Воспоминания крестьян-толстовцев (1910-1930-е годы) | страница 28



- Да, все было бы хорошо, если бы у вас было молоко и мясо. В деревне какая соседка могла бы уделить, а тут никто и ниоткуда.

- Да, в деревне я могла бы и заработать себе и молоко и мясо... а тут и слова сказать не с кем... - жаловалась на свою уединенную жизнь от общества.

Летом, когда крестьяне стали делить землю, я пошел к ним и попросил у них выделить мне усадьбу. Общество с веселыми шутками отмерило мне усадьбу. - Ну, Василий Васильевич, в лесу построил себе дачу, а в деревне, в ряд с нами, зимний дворец поставь, - шутили они. - Давай, давай, мы рады, что ты не отделяешься от нас.

И вот мы с Митей натаскали из оврага, рядом с усадьбой, всякого хлама, на месте замесили глину и сделали хату. Наделали кирпичей и сложили печку, покрыли крышу, оштукатурили, сделали двери, рамы оконные, стол, четыре табуретки.

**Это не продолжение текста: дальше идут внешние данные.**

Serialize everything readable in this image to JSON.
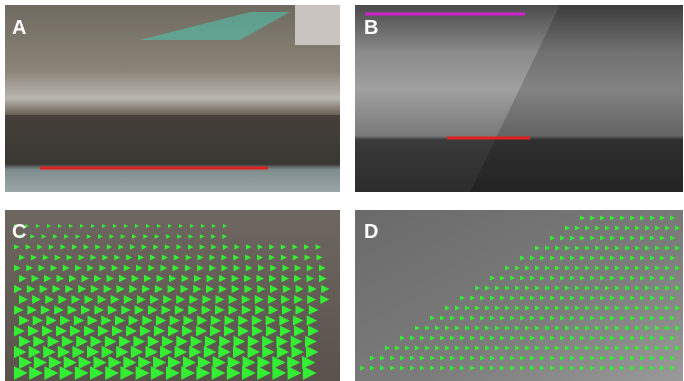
{
  "panels": [
    {
      "label": "A"
    },
    {
      "label": "B"
    },
    {
      "label": "C"
    },
    {
      "label": "D"
    }
  ]
}
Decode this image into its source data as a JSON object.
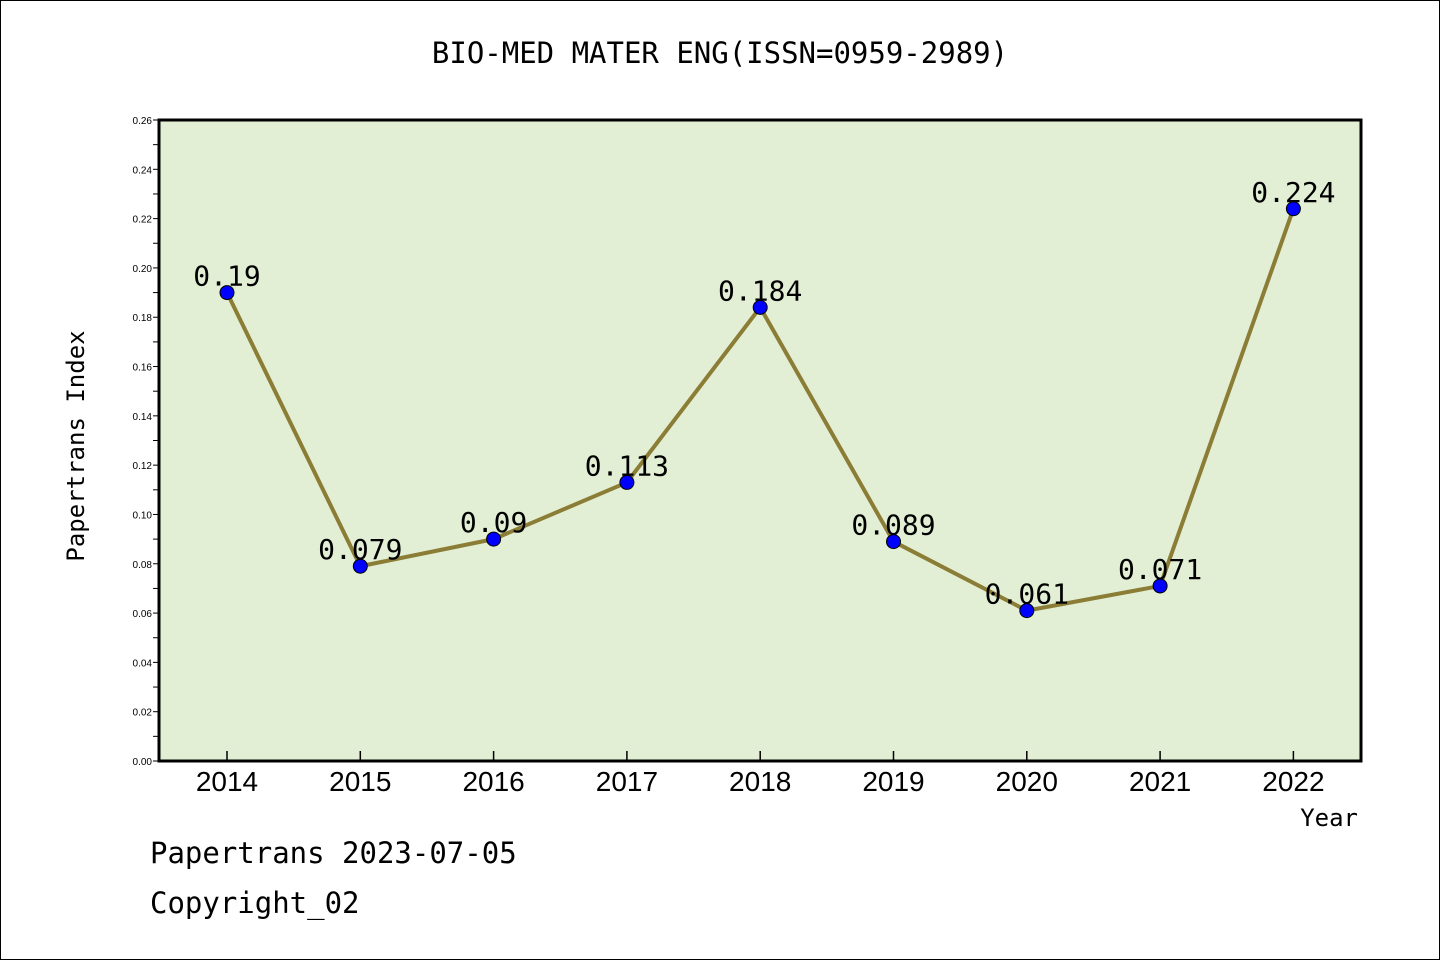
{
  "footer": {
    "date_text": "Papertrans 2023-07-05",
    "copyright_text": "Copyright_02"
  },
  "colors": {
    "plot_background": "#e2efd5",
    "line": "#8b7d35",
    "marker": "#0000ff"
  },
  "chart_data": {
    "type": "line",
    "title": "BIO-MED MATER ENG(ISSN=0959-2989)",
    "xlabel": "Year",
    "ylabel": "Papertrans Index",
    "categories": [
      "2014",
      "2015",
      "2016",
      "2017",
      "2018",
      "2019",
      "2020",
      "2021",
      "2022"
    ],
    "series": [
      {
        "values": [
          0.19,
          0.079,
          0.09,
          0.113,
          0.184,
          0.089,
          0.061,
          0.071,
          0.224
        ],
        "labels": [
          "0.19",
          "0.079",
          "0.09",
          "0.113",
          "0.184",
          "0.089",
          "0.061",
          "0.071",
          "0.224"
        ]
      }
    ],
    "ylim": [
      0,
      0.26
    ],
    "yticks": [
      "0.00",
      "0.02",
      "0.04",
      "0.06",
      "0.08",
      "0.10",
      "0.12",
      "0.14",
      "0.16",
      "0.18",
      "0.20",
      "0.22",
      "0.24",
      "0.26"
    ],
    "grid": false,
    "legend": "none"
  }
}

- Ну, сестра, - сказал я, - собирайся, пойдем в деревню, в общество, в свой собственный домик, и будешь жить без стеснения - свободно.

Сестра сразу в слезы:

- Что это ты задумал? Чтобы от меня избавиться? - И пошли сетования: У меня там огорода нет, рассаду где буду брать? И что я буду там делать? Вот если бы была машинка, я бы шила и кормилась, а так что я буду делать там?

Но все же я перевел ее в новый дом, говоря:

- Здесь сама будешь огородница, и рассады будет столько, что на полдеревни хватит.

Она улыбнулась сквозь слезы:

- Знаем мы эти ласковые уговорчики, а потом майся с детьми, как знаешь.

К зиме мы купили ей машинку швейную и корову. Сделали просторную стайку. Кур дала мать. Весной сделали большой рассадник, посеяли капустные семена и поручили детям охранять от кур и поливать. И сестра стала приветливее к нам с Митей. Мы часто заходили друг к другу по разным причинам, которых всегда бывает много у тех, у кого есть любовь между собою. А мы с Митей оставались вдвоем, потом взяли двух мальчиков-сироток, остались они без отца и матери. Зиму они прожили у нас, привыкли и были рады. Но их дед по каким-то темным причинам забрал их к себе. Потом умерли Митин брат и жена, осталось шестеро детей. Старшие братья были уже взрослые, лет - по двадцати. Они остались жить в своем доме, и мы помогали им.

Девочку грудную взяла одна крестьянка к своим трем детям, а мальчика четырех лет взяли мы с Митей к себе. Приходили к нам интересующиеся из разных мест и городов, изъявляли желание жить с нами совместной жизнью, но скоро им становилось у нас скучно, и они уходили, пока не находили более привлекательный путь жизни. Шли туда, где ходят с чистыми руками, не "ковыряются в грязи", а едят готовый, чистый хлеб, выработанный теми, кто живет скучно и копается в грязи. А они становились "мудрыми руководителями", думая, что без их помощи крестьяне не могут прожить... Они занимались всякими науками, играми, плясками, игрой в футбол, в шахматы, кувыркаясь в заоблачных пространствах и т. д., но в то же время заботливо следили, чтобы крестьяне не поели сами свой хлеб, а чтобы и для них достался хороший кусок, а то, пожалуй, и умрешь с голоду со всеми своими культурными играми и занятиями.